Thursday, October 25, 2007
The debate on Silicon Valley vs. New York for startups rages on. Today's post on Silicon Alley Insider "Quit Whining: How To Make An NYC Startup Work" says that lack of space, technical people, lawyers and funding is all bs.
My opinion is that startups are hard, really hard. I've been in one, run one through to an IPO and am now doing another one. They're fun but they are hard (did I say that already?). Being in silicon valley reduces the risk. You have access to more talent, more understanding landlords, more VCs and experienced venture lawyers. You have access to the entrepreneurial fever - to crazy technologists who'll work all night to crack a hard problem - to advisors who've done it before and can help you get through the dark nights when you think maybe your idea is never going to work.

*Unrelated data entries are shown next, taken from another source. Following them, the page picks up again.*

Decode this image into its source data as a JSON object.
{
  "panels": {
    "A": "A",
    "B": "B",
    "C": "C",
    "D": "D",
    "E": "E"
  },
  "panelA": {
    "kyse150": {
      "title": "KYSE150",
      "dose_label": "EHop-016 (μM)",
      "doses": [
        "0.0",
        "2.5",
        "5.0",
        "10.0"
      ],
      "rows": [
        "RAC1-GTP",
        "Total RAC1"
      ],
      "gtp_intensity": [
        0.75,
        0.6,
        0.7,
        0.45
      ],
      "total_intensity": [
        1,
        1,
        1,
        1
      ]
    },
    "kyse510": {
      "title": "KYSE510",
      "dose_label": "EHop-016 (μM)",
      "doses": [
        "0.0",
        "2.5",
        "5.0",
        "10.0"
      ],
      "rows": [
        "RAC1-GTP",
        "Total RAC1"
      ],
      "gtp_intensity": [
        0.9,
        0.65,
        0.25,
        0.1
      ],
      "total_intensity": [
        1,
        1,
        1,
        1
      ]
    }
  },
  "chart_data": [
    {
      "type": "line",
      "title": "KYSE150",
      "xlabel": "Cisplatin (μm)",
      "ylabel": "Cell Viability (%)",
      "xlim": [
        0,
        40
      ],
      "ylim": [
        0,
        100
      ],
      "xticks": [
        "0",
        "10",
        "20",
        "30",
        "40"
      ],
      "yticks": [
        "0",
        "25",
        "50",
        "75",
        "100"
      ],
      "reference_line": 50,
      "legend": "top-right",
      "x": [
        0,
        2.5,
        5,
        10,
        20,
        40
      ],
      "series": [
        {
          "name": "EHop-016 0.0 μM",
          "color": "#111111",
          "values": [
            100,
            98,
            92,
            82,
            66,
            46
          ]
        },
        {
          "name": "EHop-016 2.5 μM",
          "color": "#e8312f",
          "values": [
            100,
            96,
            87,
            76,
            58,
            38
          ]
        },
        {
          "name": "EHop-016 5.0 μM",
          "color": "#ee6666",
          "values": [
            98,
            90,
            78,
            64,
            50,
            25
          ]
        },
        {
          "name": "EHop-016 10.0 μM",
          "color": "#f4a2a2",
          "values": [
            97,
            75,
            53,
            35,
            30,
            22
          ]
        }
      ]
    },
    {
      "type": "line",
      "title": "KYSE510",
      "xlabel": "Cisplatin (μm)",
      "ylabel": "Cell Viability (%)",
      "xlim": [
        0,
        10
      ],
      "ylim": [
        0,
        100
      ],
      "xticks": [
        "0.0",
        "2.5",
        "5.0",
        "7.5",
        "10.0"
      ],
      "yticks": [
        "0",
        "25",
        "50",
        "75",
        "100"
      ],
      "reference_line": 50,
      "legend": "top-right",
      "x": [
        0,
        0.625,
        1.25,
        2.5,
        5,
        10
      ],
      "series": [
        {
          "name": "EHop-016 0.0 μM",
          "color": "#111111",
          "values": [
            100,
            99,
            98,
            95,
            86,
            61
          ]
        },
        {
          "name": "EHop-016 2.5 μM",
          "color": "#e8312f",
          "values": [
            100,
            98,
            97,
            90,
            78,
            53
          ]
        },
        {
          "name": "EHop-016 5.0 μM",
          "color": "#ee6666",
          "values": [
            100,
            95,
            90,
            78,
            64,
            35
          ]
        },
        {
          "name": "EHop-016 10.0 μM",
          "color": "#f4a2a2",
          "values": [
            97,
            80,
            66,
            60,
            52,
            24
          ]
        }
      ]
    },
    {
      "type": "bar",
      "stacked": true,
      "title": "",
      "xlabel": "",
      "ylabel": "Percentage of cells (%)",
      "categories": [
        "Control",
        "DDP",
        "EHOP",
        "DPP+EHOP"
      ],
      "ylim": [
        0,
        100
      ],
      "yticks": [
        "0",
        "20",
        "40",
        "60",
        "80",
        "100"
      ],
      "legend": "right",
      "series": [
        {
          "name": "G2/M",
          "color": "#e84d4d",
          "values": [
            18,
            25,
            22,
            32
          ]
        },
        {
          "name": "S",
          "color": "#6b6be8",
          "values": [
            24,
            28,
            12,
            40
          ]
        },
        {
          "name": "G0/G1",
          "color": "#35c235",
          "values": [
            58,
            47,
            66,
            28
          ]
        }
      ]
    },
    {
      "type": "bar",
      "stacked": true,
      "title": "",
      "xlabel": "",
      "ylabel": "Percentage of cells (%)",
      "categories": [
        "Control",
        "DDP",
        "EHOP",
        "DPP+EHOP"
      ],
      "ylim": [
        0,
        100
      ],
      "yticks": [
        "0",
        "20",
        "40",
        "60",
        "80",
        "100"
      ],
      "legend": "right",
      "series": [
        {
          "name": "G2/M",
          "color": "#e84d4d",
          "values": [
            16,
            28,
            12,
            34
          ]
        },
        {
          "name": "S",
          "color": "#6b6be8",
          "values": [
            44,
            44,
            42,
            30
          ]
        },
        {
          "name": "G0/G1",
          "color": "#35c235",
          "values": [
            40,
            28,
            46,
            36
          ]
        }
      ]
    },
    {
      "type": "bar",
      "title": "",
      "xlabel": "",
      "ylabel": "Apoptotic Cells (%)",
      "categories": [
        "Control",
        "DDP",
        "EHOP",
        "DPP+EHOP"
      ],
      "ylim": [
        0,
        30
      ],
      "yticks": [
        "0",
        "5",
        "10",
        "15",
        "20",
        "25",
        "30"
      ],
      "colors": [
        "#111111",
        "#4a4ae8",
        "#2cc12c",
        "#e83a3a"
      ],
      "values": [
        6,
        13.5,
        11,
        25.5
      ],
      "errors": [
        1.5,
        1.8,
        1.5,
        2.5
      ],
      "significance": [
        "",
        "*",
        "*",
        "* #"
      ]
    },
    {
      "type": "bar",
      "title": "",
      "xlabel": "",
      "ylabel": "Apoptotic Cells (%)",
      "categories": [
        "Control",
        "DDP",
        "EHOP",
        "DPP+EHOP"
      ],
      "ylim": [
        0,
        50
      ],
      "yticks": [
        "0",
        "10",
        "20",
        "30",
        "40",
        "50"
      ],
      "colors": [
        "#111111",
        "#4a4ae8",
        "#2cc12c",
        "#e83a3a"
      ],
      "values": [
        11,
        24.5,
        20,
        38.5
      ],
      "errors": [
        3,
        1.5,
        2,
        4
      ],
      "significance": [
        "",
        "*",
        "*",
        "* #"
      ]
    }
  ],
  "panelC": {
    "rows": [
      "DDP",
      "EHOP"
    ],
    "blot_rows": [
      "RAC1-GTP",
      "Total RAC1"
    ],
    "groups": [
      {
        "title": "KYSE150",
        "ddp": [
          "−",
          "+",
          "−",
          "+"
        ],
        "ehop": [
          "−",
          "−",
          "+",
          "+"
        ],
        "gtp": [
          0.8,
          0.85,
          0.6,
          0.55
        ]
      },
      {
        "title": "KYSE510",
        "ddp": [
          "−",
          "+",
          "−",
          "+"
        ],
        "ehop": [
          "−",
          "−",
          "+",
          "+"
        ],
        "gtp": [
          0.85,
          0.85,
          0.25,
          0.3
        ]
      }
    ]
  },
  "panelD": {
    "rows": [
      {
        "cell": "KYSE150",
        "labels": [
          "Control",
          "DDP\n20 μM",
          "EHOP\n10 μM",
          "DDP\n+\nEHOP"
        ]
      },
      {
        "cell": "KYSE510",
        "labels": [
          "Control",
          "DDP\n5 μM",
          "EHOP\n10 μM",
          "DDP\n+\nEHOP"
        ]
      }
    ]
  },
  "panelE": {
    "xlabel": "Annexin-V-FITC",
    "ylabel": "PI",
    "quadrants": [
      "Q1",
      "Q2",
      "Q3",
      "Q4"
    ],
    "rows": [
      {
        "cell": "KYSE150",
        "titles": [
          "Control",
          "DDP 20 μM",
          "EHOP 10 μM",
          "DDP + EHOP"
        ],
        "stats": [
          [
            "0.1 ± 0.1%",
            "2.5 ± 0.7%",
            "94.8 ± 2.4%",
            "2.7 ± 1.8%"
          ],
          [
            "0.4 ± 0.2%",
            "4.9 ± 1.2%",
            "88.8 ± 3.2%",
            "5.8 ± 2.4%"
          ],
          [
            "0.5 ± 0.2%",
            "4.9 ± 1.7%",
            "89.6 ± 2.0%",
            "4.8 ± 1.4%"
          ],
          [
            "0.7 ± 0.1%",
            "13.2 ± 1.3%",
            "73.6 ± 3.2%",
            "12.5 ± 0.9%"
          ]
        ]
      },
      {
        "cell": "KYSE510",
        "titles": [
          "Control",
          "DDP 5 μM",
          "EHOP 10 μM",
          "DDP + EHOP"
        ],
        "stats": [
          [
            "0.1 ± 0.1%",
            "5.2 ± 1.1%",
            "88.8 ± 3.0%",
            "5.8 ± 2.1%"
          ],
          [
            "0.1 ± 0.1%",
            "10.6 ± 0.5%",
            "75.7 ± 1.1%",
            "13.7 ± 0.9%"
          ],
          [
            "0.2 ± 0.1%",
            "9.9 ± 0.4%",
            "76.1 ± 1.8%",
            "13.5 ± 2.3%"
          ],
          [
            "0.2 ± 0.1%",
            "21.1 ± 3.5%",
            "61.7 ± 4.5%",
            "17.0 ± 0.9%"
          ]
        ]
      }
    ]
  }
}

When I took over FirstRain two and a half years ago I moved the company from Manhattan to Foster City. It was a deliberate decision and one I told the board I would do before I accepted the job. The personnel I moved were all engineering and product design, the rest I rehired. It was not an easy decision for my employees but it was the right decision to be able to get the level of talent in required to build a system of the technology depth that we need to use the web as a research base for institutional grade investors. I left the sales team in New York - after all that is where our customers are - and the only time I ever question my decision is about 3 hours into a red eye from SFO to JFK, which I do frequently. Otherwise I know it was the best decision for the company and for my engineers.
I just think that the risk in startups is high enough already. If you can get your idea to silicon valley you should. You should take every avenue you can to reduce risk so that the remaining risk is in your idea and your ability to execute.